Bren’s writing and movies blog

Because I have an opinion about creativity and know how to use it

Saw Wall-E tonight

Posted by brenatevi on July 4, 2008

I love movies that make me stop and think.  I love movies that make me laugh, without also feeling like a heel for laughing.  Wall-E accomplished both with gusto and panache.

First and foremost, it is a “Message Movie.”  When I heard this, I was just a wee bit leery.  I tend to hate message movies, because they tend to beat you over the head with the message, by the time the movie is over, I have a headache the size of Texas, and fun was the last thing I had watching the movie.
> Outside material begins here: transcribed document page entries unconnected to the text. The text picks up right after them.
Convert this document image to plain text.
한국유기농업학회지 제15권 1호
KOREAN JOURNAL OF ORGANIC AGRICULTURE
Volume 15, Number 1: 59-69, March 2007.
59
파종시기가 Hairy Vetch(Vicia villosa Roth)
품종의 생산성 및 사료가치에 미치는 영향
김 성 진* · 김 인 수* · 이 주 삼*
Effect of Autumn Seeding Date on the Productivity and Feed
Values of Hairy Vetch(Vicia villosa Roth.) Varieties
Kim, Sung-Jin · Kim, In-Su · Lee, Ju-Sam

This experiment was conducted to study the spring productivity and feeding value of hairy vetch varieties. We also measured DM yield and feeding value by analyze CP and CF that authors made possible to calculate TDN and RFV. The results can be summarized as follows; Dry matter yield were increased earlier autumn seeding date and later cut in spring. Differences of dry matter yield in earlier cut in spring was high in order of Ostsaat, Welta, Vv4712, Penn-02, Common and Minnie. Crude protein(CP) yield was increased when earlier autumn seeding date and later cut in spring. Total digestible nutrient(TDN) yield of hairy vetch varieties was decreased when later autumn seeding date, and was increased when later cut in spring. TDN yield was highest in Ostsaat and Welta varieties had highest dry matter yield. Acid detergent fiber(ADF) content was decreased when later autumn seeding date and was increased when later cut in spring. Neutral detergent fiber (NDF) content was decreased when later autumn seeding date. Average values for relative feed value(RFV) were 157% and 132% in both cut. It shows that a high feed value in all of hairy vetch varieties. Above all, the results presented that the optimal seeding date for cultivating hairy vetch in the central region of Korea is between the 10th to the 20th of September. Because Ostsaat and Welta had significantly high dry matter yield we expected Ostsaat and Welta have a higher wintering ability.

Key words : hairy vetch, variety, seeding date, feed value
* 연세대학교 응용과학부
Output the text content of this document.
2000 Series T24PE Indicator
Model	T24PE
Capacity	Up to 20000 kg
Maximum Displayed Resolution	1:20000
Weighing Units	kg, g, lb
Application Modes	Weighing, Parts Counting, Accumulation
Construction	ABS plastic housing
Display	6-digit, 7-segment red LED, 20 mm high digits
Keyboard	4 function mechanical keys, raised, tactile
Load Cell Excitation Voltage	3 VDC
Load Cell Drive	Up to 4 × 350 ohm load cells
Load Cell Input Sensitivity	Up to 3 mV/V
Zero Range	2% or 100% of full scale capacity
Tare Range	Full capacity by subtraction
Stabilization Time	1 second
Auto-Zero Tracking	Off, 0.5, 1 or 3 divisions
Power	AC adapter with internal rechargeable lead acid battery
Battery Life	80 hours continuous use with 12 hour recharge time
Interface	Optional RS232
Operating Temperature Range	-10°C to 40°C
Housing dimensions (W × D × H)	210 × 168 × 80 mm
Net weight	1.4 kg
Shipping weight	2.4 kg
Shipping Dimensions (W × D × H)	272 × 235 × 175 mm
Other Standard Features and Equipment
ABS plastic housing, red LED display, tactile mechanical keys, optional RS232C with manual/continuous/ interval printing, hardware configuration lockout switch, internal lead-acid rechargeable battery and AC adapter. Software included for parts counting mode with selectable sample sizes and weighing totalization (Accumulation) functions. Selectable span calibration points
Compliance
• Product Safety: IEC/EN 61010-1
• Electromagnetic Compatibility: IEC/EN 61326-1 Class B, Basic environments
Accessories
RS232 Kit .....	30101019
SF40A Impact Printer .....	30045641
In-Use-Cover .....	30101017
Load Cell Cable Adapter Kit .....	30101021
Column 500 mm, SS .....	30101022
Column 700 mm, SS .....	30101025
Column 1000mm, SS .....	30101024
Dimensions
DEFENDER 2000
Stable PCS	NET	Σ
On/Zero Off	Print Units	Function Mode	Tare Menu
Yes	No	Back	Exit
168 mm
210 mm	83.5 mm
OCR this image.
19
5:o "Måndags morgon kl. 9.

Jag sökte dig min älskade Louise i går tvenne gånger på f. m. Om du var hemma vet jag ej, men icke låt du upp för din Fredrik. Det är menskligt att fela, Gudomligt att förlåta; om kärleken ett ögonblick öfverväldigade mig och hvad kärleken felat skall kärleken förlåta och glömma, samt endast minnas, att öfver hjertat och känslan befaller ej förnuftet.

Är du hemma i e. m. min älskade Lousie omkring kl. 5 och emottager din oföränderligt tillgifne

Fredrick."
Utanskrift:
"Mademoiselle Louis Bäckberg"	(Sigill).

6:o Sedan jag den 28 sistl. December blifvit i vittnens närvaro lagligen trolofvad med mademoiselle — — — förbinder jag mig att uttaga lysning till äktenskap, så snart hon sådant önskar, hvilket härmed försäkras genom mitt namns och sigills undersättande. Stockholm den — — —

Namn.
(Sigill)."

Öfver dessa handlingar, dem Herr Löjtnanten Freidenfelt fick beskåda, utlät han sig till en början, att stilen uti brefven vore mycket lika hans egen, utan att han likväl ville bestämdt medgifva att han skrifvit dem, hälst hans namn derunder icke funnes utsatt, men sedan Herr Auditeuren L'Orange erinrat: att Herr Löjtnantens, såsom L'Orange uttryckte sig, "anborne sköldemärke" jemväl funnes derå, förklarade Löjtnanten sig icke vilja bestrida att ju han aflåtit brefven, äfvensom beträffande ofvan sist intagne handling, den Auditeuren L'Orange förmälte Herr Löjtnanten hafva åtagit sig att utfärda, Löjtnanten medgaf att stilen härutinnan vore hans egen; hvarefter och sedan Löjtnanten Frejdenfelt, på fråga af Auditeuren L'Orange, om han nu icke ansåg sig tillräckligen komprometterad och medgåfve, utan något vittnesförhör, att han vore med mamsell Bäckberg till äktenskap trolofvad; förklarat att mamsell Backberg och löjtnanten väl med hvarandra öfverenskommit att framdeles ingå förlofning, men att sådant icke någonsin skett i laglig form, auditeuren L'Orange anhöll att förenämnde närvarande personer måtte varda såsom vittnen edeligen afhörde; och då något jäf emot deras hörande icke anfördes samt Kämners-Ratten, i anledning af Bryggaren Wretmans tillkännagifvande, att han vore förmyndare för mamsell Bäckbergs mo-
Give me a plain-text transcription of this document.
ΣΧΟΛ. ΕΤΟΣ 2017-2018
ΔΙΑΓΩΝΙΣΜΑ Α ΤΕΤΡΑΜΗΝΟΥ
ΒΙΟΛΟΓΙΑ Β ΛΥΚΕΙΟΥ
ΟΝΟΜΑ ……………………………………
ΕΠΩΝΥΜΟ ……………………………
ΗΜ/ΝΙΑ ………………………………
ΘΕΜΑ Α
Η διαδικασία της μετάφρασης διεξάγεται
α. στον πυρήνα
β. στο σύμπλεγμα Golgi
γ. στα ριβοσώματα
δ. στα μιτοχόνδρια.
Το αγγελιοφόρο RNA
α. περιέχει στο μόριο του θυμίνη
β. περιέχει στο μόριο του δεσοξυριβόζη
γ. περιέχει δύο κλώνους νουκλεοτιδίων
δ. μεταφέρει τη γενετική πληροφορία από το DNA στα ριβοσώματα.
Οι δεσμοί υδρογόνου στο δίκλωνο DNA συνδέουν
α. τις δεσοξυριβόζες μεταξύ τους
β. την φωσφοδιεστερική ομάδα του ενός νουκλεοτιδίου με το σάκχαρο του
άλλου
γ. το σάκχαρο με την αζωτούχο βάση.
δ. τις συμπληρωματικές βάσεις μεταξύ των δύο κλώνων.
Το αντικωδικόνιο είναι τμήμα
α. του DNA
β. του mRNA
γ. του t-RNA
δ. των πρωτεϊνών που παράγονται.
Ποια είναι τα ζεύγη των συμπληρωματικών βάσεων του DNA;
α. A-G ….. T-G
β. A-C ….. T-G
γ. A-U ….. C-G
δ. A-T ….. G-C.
Wall-E wasn’t like that.  Yes, the starting shots were of a trashed planet, but I got so absorbed in the life of Wall-E, that I just saw everything as a backdrop, the canvas Wall-E’s life played out on.  The cockroach was brilliant.  And for some reason I kept thinking about Fallout as I watched trundling over the trash, collecting pieces here and there, and making his garbage cubes; the song sounded like the Inkspots.

And once Eve came into the picture, and the action shot up, I knew that the message was still there, but you know what?  I was having too much fun to care.  Towards the end, I could feel the preachiness start twitching me, but I was too involved with the characters to let it bother me.  Filmmakers, if you’re going to preach in your movies, at least make the story engaging, make us care about your characters, otherwise all you end up with is resentment, and then people will just toss the message out with the movie.  It won’t matter how valid your message is, because people won’t care.

A thought that kept rolling through my mind was “what is life?”  Are Wall-E, Eve, and the rest of the misfit robots alive?  (By the way, Wall-E accomplished a key thing that every great film should: it made every joke count, and in the end, tied all of the jokes together.  If you are going to have a running gag, at least make it part of the storyline, and make it important at the end.)

Back to life.  While Wall-E and company might have short vocabularies, if any vocabulary at all, they felt alive to me.  They felt as real as any person.  Yes, yes, I know that it’s a cartoon; my grasp of reality isn’t THAT far gone.  But if they were physical objects like you and I, and they acted like that, would you consider them alive?  I think they would be, since they showed initiative far outside their programming, and did things for their own reasons, like collect certain pieces of trash, and watch musicals.

“But they aren’t flesh and blood, they don’t have DNA!” some might protest.  You corpse will be of flesh and blood and have DNA.  Should it still be considered Life?